Vid2Robot[[14](https://arxiv.org/html/2606.02745#bib.bib15 "Vid2Robot: end-to-end video-conditioned policy learning with cross-attention transformers")]. Since Vid2Robot does not provide an official implementation, we re-implement the method described in the paper within our common GR00T N1.5 backbone. The original method uses a shared visual encoder for robot observations and prompt videos, so we use the SigLIP encoder from GR00T N1.5 to encode demonstration videos as well. We then pass the resulting video features through a Perceiver Resampler to compress them into 32 video tokens. We train the model with the action prediction loss, the prompt–robot video contrastive loss (VVCL), and the video–text contrastive loss (VTCL). In the same-embodiment setting, we omit VVCL because it already attains its theoretical minimum.

UniSkill[[17](https://arxiv.org/html/2606.02745#bib.bib13 "UniSkill: imitating human videos via cross-embodiment skill representations")]. We use the inverse skill dynamics (ISD) module from the official UniSkill implementation. At each control timestep t, UniSkill passes the demonstration frames at t and t+k to the ISD module, where k is the skill interval, to obtain a skill representation for subsequent action prediction. Following the original implementation, we set k=20 frames. We project the resulting skill representation into the VLM embedding space and append it as a single token to the input image, language, and video tokens.

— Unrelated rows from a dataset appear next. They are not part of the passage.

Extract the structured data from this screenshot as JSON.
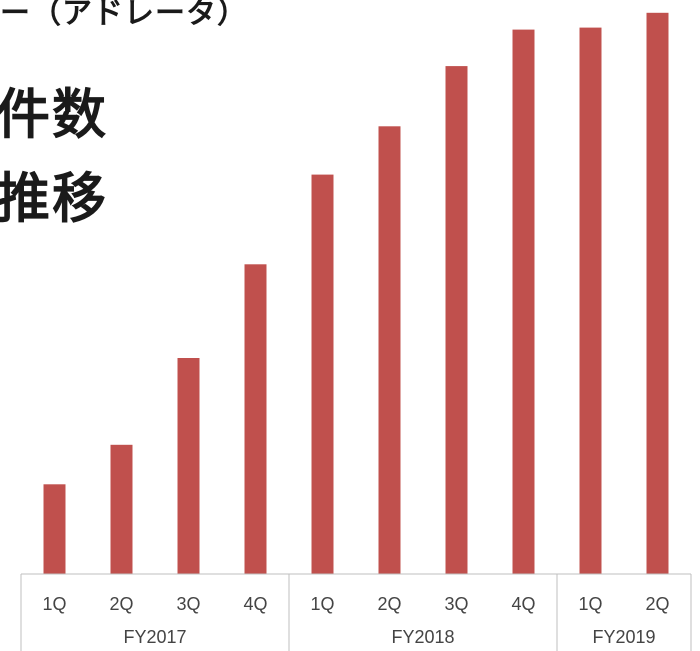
{
  "heading": {
    "top_text": "ー（アドレータ）",
    "line1": "件数",
    "line2": "推移"
  },
  "chart_data": {
    "type": "bar",
    "categories": [
      "1Q",
      "2Q",
      "3Q",
      "4Q",
      "1Q",
      "2Q",
      "3Q",
      "4Q",
      "1Q",
      "2Q"
    ],
    "groups": [
      {
        "label": "FY2017",
        "count": 4
      },
      {
        "label": "FY2018",
        "count": 4
      },
      {
        "label": "FY2019",
        "count": 2
      }
    ],
    "values": [
      9.1,
      13.1,
      21.9,
      31.4,
      40.5,
      45.4,
      51.5,
      55.2,
      55.4,
      56.9
    ],
    "ylim": [
      0,
      58
    ],
    "bar_color": "#c0504d",
    "axis_color": "#bfbfbf",
    "grid": false
  }
}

ViVLA[[6](https://arxiv.org/html/2606.02745#bib.bib16 "See once, then act: vision-language-action model with task learning from one-shot video demonstrations")]. Because ViVLA does not provide an official implementation, we re-implement the method described in the paper within our common GR00T N1.5 backbone. To isolate the effect of the latent action prediction objective rather than the video encoder, we use the same V-JEPA 2 video encoder and Perceiver Resampler as those used in SeeTraceAct to generate input video tokens. For the latent action encoder, we use the open-sourced LAPA[[30](https://arxiv.org/html/2606.02745#bib.bib41 "Latent action pretraining from videos")]. We remove the prediction of the number of LACT tokens and instead fix the number of tokens to 9, allowing ViVLA to generate each action chunk with a single forward pass. Specifically, we divide the demonstration video into 8 equal segments and train 8 LACT tokens to predict the LAPA representations for the corresponding segments, while the remaining LACT token predicts the representation of the robot’s subsequent latent action. These 9 auxiliary tokens provide at least as much capacity as the 5 learnable query tokens used by SeeTraceAct.

![Image 8: Refer to caption](https://arxiv.org/html/2606.02745v1/x8.png)

Figure 7: Target interaction regions in RoboCasa-DC tasks. The highlighted region indicates the area in a static camera view where the robot must interact to complete the task. We use the area ratio of this region to the full camera view as the target interaction ratio (TIR) in §[5](https://arxiv.org/html/2606.02745#S5 "5 Experiments ‣ SeeTraceAct: Visibility-Aware Latent Planning from Cross-Embodiment Demonstration Videos") and Table[5](https://arxiv.org/html/2606.02745#A2.T5 "Table 5 ‣ Appendix B Model Details ‣ SeeTraceAct: Visibility-Aware Latent Planning from Cross-Embodiment Demonstration Videos"); lower TIR indicates a more precision-sensitive task.